Biden told Han the ironclad US-South Korea alliance remained unchanged and Washington would work with Seoul to further develop and strengthen the alliance as well as trilateral cooperation including neighbor Japan, Han’s office said.
The White House said in a statement that the US president “expressed his appreciation for the resiliency of democracy and the rule of law in the ROK and reaffirmed the ironclad commitment of the United States to the people of the ROK,” using the abbreviation for the country’s formal name, the Republic of Korea.
“President Biden expressed his confidence that the Alliance will remain the linchpin for peace and prosperity in the Indo-Pacific region during Acting President Han’s tenure.”
Han convened his cabinet and National Security Council shortly after Saturday’s impeachment vote and vowed to maintain military readiness to prevent any breach of national security.
South Korea’s partners wanted to see a credible and constitutional temporary leadership put in place as soon as possible, said Philip Turner, a former New Zealand ambassador to South Korea.

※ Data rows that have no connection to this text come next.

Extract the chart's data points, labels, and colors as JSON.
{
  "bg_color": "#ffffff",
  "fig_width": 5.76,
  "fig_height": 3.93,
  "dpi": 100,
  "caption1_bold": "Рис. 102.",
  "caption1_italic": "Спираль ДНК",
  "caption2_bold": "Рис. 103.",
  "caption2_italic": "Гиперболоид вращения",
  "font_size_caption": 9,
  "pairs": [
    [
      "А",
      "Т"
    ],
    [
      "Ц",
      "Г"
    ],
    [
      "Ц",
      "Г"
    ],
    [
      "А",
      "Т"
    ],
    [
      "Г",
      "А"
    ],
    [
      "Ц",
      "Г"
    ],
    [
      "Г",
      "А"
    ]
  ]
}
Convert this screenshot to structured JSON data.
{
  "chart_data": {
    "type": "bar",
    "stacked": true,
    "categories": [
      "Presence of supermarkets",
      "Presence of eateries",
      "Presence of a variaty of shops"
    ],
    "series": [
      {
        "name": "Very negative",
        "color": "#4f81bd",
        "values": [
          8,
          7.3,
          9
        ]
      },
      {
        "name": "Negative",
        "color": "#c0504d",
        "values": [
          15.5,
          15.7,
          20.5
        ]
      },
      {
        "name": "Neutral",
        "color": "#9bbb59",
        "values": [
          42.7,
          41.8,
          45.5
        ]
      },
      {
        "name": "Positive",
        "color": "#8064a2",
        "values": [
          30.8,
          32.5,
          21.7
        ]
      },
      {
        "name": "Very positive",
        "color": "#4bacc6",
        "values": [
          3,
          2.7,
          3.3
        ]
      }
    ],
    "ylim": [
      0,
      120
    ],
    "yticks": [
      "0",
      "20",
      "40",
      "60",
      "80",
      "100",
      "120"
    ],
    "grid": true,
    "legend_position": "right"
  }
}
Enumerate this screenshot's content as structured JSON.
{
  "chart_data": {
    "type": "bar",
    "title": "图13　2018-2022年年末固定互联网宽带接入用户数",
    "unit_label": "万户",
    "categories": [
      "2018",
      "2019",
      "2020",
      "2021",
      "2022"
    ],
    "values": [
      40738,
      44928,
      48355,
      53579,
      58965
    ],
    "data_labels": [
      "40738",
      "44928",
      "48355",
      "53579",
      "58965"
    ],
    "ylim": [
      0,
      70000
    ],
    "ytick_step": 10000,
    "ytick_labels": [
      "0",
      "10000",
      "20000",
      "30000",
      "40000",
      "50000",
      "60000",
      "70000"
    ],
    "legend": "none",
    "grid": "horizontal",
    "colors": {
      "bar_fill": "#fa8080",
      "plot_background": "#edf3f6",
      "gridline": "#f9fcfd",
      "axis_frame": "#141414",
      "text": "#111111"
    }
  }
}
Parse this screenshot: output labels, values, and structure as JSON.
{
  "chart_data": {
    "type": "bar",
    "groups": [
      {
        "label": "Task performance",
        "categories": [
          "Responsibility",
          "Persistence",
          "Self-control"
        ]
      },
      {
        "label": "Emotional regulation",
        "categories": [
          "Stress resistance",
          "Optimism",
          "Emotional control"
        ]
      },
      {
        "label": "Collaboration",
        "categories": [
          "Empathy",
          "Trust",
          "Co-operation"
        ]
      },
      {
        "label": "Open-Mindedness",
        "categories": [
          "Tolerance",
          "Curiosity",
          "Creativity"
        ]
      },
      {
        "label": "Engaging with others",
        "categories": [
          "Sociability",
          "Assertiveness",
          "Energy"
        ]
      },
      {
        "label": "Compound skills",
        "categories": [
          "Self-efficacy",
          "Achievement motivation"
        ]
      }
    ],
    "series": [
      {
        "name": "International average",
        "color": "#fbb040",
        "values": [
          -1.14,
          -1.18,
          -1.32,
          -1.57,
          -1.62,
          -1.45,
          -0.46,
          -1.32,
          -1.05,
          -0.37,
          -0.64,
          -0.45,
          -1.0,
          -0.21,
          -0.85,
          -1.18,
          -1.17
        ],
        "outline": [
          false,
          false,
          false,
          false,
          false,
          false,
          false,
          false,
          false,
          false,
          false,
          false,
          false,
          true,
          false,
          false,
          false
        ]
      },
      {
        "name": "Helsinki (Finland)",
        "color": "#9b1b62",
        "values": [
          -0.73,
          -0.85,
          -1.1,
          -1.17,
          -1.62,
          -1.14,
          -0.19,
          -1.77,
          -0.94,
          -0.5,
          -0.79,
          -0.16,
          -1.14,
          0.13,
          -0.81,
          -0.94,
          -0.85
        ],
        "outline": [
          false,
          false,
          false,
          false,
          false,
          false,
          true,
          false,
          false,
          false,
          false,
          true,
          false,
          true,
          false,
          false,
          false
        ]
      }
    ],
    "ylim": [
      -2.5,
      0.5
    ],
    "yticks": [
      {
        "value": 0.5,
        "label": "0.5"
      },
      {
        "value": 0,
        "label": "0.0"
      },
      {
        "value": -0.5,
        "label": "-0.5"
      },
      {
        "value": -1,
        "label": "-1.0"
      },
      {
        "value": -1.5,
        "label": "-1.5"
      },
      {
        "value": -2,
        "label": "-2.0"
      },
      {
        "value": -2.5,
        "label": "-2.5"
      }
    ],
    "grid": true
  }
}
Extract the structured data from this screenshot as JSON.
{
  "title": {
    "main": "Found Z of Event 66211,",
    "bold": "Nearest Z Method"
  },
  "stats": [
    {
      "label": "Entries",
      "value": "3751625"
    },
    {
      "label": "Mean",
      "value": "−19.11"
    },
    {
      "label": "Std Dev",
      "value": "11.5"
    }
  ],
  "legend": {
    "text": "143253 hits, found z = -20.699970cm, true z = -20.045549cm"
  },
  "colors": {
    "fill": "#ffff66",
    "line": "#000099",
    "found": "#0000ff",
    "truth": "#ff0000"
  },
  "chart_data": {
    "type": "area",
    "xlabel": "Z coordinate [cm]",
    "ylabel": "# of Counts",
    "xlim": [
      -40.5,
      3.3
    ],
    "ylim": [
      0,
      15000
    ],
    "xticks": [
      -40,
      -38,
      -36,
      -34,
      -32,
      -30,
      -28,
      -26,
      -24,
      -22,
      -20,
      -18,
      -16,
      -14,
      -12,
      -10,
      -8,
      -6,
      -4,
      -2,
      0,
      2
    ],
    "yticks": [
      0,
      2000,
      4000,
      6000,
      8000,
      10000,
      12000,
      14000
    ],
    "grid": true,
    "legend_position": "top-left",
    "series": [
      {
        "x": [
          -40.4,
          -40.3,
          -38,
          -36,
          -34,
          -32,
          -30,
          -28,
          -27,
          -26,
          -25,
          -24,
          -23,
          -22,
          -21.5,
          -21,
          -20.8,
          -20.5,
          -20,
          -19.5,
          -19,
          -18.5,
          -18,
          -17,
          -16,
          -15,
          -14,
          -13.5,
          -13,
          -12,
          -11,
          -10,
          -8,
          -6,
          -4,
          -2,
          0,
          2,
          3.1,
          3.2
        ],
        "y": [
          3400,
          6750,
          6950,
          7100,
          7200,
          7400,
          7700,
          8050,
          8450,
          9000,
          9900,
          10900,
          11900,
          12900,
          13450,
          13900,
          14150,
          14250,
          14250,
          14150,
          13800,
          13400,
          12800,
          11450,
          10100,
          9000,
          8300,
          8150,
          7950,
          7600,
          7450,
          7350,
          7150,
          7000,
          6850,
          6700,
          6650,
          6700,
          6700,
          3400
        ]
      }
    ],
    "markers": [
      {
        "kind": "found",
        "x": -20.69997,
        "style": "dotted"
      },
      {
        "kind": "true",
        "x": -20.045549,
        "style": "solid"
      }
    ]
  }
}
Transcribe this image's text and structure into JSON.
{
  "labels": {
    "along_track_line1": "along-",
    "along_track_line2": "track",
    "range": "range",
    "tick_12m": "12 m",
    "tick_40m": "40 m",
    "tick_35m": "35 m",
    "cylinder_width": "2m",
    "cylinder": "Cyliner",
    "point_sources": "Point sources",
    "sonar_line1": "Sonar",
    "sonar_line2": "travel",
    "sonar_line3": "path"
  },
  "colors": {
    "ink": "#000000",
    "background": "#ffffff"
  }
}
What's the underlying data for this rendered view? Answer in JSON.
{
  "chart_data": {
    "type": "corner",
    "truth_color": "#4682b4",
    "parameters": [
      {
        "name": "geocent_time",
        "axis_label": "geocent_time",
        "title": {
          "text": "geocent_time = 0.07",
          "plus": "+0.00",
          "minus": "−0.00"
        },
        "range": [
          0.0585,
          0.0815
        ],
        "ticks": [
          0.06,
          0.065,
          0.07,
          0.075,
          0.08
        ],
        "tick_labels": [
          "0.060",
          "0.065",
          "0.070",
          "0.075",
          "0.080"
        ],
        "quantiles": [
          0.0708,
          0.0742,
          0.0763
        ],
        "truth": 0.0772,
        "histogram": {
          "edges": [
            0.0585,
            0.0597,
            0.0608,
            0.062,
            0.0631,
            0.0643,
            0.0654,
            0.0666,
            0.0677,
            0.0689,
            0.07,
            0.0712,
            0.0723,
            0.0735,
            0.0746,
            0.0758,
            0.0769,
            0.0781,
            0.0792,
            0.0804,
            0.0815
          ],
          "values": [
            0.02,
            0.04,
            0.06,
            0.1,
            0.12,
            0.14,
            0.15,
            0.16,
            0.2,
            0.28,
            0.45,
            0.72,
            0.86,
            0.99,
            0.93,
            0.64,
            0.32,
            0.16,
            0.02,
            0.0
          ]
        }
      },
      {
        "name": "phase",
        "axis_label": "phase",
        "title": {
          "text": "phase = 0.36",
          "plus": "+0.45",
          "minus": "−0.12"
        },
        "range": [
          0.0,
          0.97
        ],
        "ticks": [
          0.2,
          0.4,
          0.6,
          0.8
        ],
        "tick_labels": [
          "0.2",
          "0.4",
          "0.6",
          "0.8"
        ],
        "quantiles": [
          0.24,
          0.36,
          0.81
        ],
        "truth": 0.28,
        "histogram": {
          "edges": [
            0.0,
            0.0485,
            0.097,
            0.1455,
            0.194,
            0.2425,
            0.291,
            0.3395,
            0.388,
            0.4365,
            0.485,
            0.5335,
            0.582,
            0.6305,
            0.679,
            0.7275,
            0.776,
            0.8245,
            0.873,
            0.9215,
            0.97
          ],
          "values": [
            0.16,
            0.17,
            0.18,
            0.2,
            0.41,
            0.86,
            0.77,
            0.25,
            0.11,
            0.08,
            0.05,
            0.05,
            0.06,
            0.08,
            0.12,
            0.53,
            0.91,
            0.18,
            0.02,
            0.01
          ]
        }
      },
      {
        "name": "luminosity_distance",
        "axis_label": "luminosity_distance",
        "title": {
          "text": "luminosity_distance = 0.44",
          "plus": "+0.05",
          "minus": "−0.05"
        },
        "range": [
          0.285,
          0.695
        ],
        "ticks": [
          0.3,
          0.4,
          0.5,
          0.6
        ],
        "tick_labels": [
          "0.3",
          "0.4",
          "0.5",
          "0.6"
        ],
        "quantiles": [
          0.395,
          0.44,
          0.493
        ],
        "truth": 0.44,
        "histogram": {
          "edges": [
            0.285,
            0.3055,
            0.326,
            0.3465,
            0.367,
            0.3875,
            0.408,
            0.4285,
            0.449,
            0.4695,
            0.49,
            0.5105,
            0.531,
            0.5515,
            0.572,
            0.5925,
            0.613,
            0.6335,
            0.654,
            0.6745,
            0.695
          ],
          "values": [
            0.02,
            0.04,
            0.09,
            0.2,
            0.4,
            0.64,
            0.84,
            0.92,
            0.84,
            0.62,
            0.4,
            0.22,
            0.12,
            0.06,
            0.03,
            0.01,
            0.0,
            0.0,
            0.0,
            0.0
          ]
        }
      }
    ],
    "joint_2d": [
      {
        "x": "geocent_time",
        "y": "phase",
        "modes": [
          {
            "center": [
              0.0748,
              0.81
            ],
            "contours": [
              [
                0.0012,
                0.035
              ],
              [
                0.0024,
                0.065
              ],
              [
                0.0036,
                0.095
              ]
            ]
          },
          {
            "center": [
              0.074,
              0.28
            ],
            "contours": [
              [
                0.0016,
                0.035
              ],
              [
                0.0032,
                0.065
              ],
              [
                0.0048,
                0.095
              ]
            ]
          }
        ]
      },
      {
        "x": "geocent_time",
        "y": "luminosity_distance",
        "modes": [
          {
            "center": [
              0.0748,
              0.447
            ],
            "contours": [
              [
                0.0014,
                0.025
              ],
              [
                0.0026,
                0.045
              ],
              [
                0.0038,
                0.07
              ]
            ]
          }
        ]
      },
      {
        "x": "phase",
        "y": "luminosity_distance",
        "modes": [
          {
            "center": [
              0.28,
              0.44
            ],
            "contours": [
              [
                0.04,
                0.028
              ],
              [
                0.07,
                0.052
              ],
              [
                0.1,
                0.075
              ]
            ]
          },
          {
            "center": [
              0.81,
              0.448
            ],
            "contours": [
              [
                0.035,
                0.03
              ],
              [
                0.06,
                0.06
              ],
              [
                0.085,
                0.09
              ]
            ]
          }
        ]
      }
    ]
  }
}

“They will be pleased to see Prime Minister Han take over as acting president,” he said. “He is capable, experienced and well respected in foreign capitals.”
But even with an acting president in place, international partners face months of uncertainty before a new president can be elected and a new government established, Turner added.
The Constitutional Court has up to six months to decide whether to remove or reinstate Yoon. If he is removed or resigns, a new election will be held within 60 days.
“During that time Korea’s highly competent professional bureaucracy can be relied on to keep the country’s foreign policy running, but they will find it hard to provide clear direction,” Turner said.